Burritos, clams, saltimbocca, and pizza — yes, more pizza.

It will all be on new menus for residents, and visitors, to try soon.

Over the next couple of months, the number of new restaurants in Ridgefield is set to grow by four — if not more.

Some of the operations will be led by familiar faces; others will be brand new to the dining scene.

The owners of Prime Burger are opening up Prime Taco this summer — rumored to be at the current Peachwave location on Danbury Road, while the owners of The Village Tavern have confirmed they’re setting up a Roman-style restaurant with a “speakeasy” vibe called Romolo that will open underneath Interiors & Designs by Ursula — behind Main Street.

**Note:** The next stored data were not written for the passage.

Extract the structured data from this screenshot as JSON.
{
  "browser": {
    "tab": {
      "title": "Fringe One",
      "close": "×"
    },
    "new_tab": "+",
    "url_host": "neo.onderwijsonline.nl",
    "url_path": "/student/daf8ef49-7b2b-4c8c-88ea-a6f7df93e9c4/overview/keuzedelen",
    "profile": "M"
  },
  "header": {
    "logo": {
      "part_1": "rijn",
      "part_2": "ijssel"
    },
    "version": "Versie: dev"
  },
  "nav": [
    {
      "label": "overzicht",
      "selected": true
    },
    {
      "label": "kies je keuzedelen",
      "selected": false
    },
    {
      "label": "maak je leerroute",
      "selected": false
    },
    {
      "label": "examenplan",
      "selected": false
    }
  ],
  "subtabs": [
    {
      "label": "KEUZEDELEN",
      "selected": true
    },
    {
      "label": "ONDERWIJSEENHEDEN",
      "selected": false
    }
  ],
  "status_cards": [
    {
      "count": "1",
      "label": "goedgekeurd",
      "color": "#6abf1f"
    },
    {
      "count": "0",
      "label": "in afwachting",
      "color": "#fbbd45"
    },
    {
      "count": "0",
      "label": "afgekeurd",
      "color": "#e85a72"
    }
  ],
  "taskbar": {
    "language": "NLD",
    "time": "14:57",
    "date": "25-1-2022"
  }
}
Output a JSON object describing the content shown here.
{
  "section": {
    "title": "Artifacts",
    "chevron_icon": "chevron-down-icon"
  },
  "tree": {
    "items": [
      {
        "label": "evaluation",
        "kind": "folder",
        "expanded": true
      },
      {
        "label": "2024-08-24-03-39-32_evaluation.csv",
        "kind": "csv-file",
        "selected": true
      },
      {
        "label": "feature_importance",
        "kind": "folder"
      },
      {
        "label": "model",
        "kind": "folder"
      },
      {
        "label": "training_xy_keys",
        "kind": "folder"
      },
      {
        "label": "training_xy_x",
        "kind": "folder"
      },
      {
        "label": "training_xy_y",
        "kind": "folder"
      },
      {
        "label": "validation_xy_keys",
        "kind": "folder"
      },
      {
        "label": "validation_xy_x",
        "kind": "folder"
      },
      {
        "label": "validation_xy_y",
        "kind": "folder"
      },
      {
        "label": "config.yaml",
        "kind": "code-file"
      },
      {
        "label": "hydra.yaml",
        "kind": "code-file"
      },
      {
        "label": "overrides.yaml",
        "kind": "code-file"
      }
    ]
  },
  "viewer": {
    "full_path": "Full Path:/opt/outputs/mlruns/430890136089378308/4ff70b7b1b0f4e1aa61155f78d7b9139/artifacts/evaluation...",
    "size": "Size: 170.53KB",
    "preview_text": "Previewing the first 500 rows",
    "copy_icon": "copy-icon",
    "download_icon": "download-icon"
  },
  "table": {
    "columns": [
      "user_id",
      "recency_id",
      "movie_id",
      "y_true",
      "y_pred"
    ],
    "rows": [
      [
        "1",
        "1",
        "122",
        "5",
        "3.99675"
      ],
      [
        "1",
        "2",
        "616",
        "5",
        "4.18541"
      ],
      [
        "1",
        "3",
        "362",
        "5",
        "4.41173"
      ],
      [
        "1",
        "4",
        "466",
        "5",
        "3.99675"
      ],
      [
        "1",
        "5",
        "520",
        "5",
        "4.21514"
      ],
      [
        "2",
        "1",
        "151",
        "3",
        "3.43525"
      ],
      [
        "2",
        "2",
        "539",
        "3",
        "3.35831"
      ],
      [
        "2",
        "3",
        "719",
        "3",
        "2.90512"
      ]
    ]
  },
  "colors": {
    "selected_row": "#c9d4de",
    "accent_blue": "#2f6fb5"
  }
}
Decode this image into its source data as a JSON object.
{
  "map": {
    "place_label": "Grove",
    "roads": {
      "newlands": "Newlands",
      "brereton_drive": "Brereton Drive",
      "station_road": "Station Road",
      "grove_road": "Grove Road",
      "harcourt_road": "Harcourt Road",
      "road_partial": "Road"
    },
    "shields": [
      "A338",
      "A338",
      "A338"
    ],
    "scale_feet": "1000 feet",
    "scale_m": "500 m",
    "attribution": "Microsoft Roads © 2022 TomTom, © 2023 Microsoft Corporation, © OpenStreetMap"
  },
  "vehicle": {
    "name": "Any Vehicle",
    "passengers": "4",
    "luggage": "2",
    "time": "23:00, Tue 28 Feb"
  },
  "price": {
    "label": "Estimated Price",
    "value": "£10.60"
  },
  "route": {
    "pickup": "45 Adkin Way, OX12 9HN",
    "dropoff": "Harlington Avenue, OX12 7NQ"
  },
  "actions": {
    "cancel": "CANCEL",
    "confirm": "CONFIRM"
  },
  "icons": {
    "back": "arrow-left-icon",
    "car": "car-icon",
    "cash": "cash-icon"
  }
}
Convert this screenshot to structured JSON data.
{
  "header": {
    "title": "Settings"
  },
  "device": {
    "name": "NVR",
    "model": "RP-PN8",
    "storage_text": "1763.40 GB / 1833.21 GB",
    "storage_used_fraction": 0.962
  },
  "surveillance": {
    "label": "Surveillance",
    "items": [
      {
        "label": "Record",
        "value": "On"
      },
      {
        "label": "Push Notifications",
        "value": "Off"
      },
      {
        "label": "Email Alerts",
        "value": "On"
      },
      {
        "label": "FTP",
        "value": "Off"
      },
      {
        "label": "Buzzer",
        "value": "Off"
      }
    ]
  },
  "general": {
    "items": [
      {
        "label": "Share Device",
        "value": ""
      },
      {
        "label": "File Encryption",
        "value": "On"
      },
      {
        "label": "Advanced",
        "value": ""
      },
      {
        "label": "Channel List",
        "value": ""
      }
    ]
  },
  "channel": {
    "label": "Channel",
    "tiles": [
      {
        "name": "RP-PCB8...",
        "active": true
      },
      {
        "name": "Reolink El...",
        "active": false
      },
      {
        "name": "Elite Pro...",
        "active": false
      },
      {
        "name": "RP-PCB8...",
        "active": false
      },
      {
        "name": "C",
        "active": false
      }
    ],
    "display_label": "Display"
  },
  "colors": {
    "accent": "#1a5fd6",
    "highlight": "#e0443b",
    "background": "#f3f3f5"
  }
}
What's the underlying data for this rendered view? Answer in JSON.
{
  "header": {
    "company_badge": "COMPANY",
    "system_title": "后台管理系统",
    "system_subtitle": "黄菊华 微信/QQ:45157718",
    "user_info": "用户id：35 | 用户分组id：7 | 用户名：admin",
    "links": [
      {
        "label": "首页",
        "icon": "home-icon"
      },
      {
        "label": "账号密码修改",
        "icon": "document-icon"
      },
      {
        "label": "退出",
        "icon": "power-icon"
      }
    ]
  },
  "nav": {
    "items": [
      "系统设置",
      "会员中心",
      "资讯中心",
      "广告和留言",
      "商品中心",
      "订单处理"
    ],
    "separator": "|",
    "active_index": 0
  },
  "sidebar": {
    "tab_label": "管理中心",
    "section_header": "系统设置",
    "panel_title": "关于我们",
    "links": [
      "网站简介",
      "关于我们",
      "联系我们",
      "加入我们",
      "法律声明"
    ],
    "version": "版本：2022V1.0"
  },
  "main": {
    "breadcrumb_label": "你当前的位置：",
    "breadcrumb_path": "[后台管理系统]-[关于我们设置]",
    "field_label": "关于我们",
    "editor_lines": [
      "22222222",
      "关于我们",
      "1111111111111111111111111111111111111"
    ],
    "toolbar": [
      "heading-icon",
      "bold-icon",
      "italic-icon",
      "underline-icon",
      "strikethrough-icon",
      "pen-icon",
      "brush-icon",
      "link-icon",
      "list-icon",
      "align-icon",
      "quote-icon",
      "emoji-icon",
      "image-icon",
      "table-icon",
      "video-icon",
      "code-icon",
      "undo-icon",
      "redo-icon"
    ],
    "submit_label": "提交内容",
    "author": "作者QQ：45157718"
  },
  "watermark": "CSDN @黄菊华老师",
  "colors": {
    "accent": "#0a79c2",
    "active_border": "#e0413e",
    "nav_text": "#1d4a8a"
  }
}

Away from the village, New York resident Arber Muriqi is set to open The Barn Door on Ethan Allen Highway — in the former La Piazza location. The Barn Door, which will host its soft opening this weekend, will be offering a variety of food, ranging from oysters to pizza to burgers to kebabs.

It won’t be the only new business with pizza on the menu.

A sign in Copps Hill Commons that was hung up last week in front of the former Mima’s Meatballs location indicated that Newtown-based Lions Bleecker Pizza will be making a trip south to Ridgefield this spring to open up a new storefront.

“Ridgefielders like to eat out, all these restaurants that are opening are moderately priced,” said Arnold Light, president of the town’s Economic Development Commission (EDC).

“And they’re great for families,” he added.

Once upon a time …

Three of the incoming establishments are filling vacancies left behind by former restaurants.

“The Barn [Door] on Branchville has always been a restaurant,” said EDC member John Devine.

“From an economic standpoint, we’re very happy that that property has been filled — some people don’t even realize Branchville is part of Ridgefield. …

“Branchville is our next opportunity for gentrification and development,” he said.

‘Tapped out’ on Main

Yet two former Main Street restaurant spaces remain empty — 50 Coins and Tom Tom’s.

Selectman Steve Zemo, landlord and developer of Copps Hill Commons, speculated it could be because downtown is “tapped out” on restaurants. He also said that convenient parking at Copps Hill is attractive to many prospective restaurateurs.

“It is disappointing that two prominent empty storefronts sit on Main Street,” Zemo said. “It might be the way the market works — it might be time for some of them to revert to general retail, relative to parking and the demand for wanting to be there.”

Meanwhile, Copps Hill has become a “mecca for foodies,” according to Light.

“You’ve got the wine and cheese spread, all these little boutique restaurants, a natural food place,” he told The Press.

“You have all these restaurants that are central to Copps Hill — it just kind of makes sense.”

“Ridgefield is so compact,” he said. “I don’t think it’s that big a deal to necessarily have a restaurant on Main Street.”

What else is coming?

According to Devine, the Amatuzzi family — landlord of the building that housed Tom Tom’s — is closing in on a new lease.

He doesn’t know what kind of business it will be, but unlike the 50 Coins property, this one has the potential to be something else besides a restaurant.

“When Tom Tom’s went out of business, all the equipment was moved out,” Devine said. “The Amatuzzis don’t need to put a restaurant there.

“At 50 Coins, the entire kitchen is still built out with the equipment — it would be kind of illogical for someone to not make it into a restaurant.”

Zemo said the empty storefronts on Main Street probably shouldn’t be eateries.

“I’m thinking those spots would be better served as general retail. There’s a couple of little stores but there aren’t any bigger stores,” he said.